Dans une prise de parole du 17 décembre, relayée par Jeune Afrique, la vice présidente Bazaiba souligne une dissonance entre la nomination de Kigali au vu de son engagement dans le conflit de l’Est de la RDC : « Nous n’arrêterons jamais de lier la protection de l’environnement à la paix. Aujourd’hui, toute la partie Est de la RDC est le théâtre d’affrontements où les terroristes sont soutenus par un pays voisin, le Rwanda, nommé par les Nations Unies, tuent, violent, pillent. La biodiversité en pâtit.

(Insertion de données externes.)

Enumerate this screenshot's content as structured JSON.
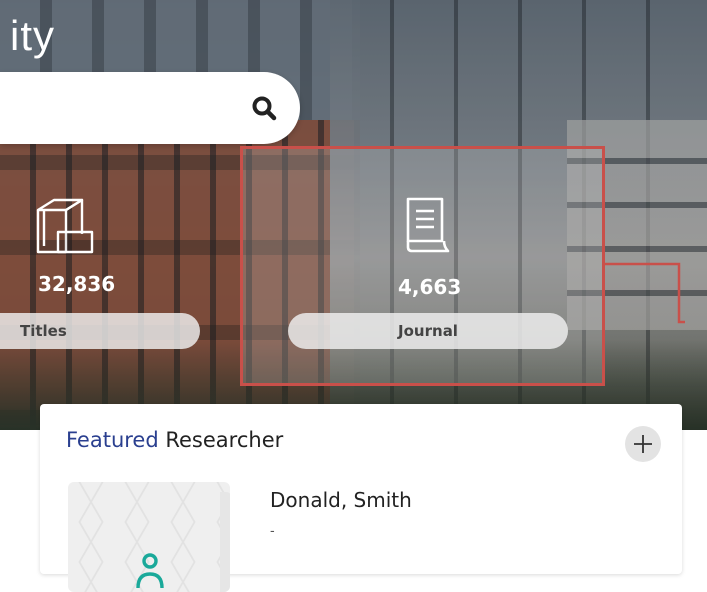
{
  "brand": {
    "text": "ity"
  },
  "search": {
    "placeholder": "",
    "button_icon": "search-icon"
  },
  "stats": [
    {
      "count": "32,836",
      "label": "Titles",
      "icon": "books-icon"
    },
    {
      "count": "4,663",
      "label": "Journal",
      "icon": "journal-icon"
    }
  ],
  "featured": {
    "title_accent": "Featured",
    "title_rest": " Researcher",
    "add_icon": "plus-icon",
    "researcher": {
      "name": "Donald, Smith",
      "dept": "-"
    }
  },
  "colors": {
    "highlight_border": "#c9504a",
    "accent": "#2a3f8f",
    "avatar_teal": "#1aa99a"
  }
}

Nous sommes dans une déstabilisation totale dans cette partie du pays, déclare Eve Bazaiba.

« À un pays responsable de la destruction de l’environnement, le monde lui confie la facilitation des négociations dans le mécanisme mis en place du fonds pour la protection de la biodiversité. C’est un non-sens ! Quel est le message envoyé ? Nous appelons à ce que cet état de choses change ! » poursuit-elle.

La veille, selon le média Environews, la vice présidente aurait même quitté la table des négociations, après avoir appris la nouvelle.

Dans quelle mesure cet épisode géopolitique est venu contrarier la délégation congolaise dans sa volonté de prendre part à l’accord final de la COP 15 ? Le refus d’y apposer sa signature est-il seulement motivé par un manque d’ambition environnemental ? Des questions pour l'heure sans réponse. Contactée par la rédaction de TV5MONDE, Madame Eve Bazaiba n’a pas souhaité donner suite.